When Winchester governing bodies fail to work together, progress halts
Every individual has experienced and lamented them.
The city of Winchester is no different.
Over the years, many opportunities have presented themselves, but some people have overlooked them or chosen not to take them.
There has been an opportunity to promulgate some reasonably innocuous design standards for new construction here, but governing bodies failed that opportunity. Now the community is facing further development which does not enhance our local milieu.
Local boards and commissions seem almost — at times — to be working against one another rather than in conjunction with one another.
On occasion, the Fiscal Court or City Commission do not support recommendations of the Planning Commission. Sometimes, the Planning Commission does not support efforts of Main Street Winchester.
It sometimes appears as if various groups working for the benefit of the citizens of the county have formed a metaphorical “circular firing squad.”
Within the last few years, the office of Planning and Community Development has foregone opportunities to upgrade its policies regarding regulations on parking and landscaping.
It’s understandable the office has many obligations and duties to attend to, but the process of updating these standards could easily be relegated to an ad hoc committee and placed on the books in a reasonable amount of time.
The office local has recently revised the sign ordinance, and that’s a good thing.
But the parking regulations are hopelessly outdated, often difficult to decipher. The office hasn’t accounted for the types of establishments for which parking requirements within the ‘retail store’ classification are established.
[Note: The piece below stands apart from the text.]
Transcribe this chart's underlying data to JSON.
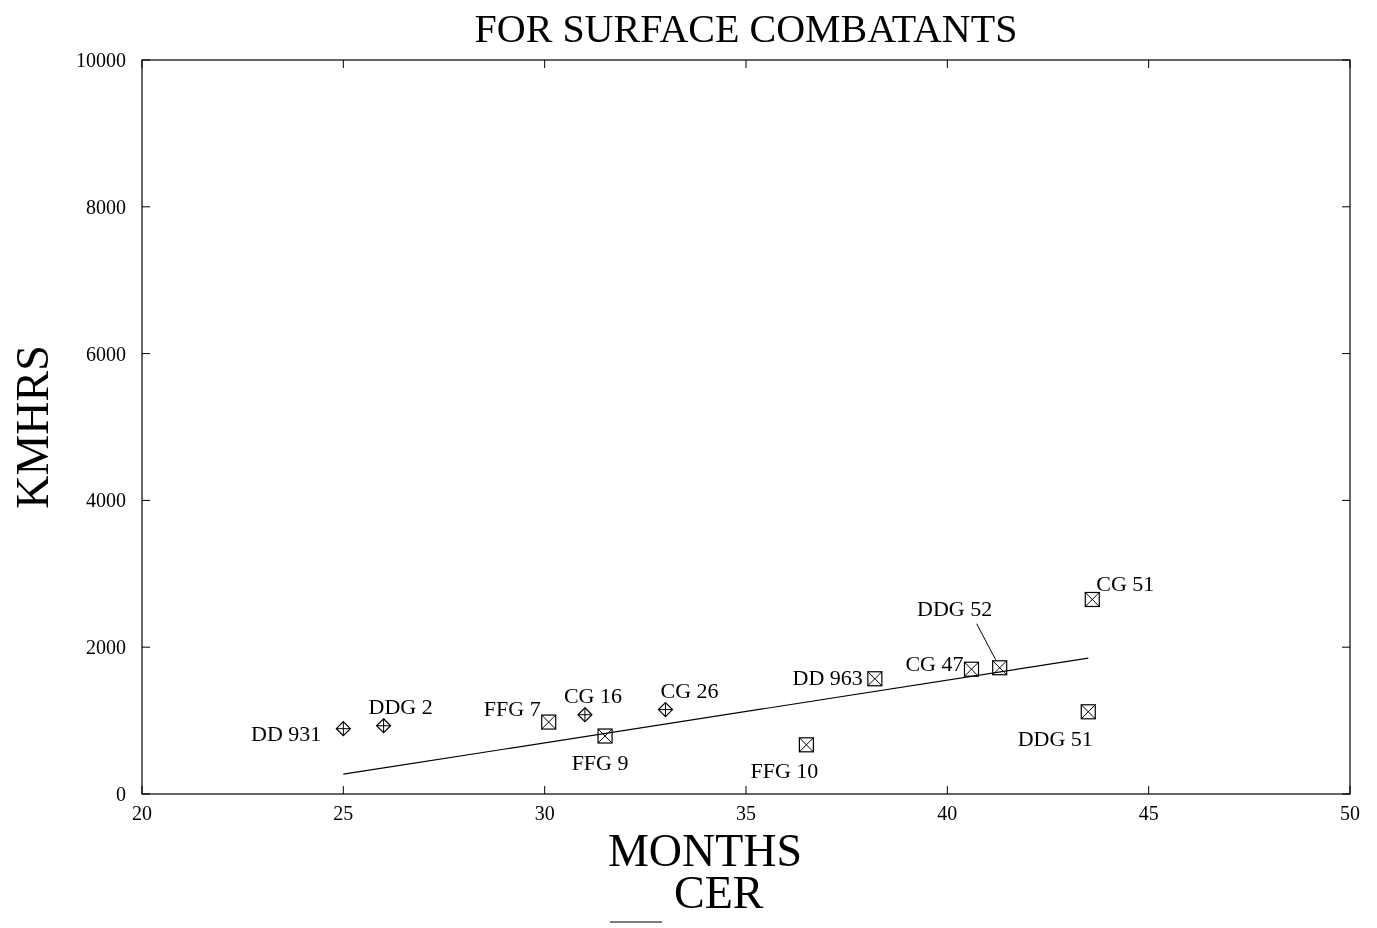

For instance, the amount of time a patron of business is expected to spend in an establishment should be considered in formulating parking rules. People are likely to spend less time in Walgreen’s than at Walmart, so the number of required parking spaces should reflect reality. The parking regulations permit shorter parking stalls with overhangs, but many developers put in longer stalls, creating more paving than necessary. They should be urged to use the alternative method.
The lack of updated landscaping requirements allows planting that is inappropriate for its use, and the lack of an update requiring new businesses locating in vacant buildings to bring the property up to current standards has resulted in existing properties continuing to operate without providing current landscape mandates.
And the city is missing out on rationally and logically growing its boundaries by not actively seeking to incorporate new development that is adjacent to the present city boundaries.
It’s possible the city has failed to take advantage of incorporation by not requiring the proposed Twin Oaks development to accept annexation into the city. This development abuts the city limits along U.S. 627 and will undoubtedly receive city water and sewer services. It meets all the prerequisites for annexation.
However, once the first house is built and sold, incorporation will rely on 100 percent of the residents agreeing to that, a much more difficult scenario.
Winchester is growing. Good things are happening here as part of that growth.
More good things would result from fewer missed opportunities.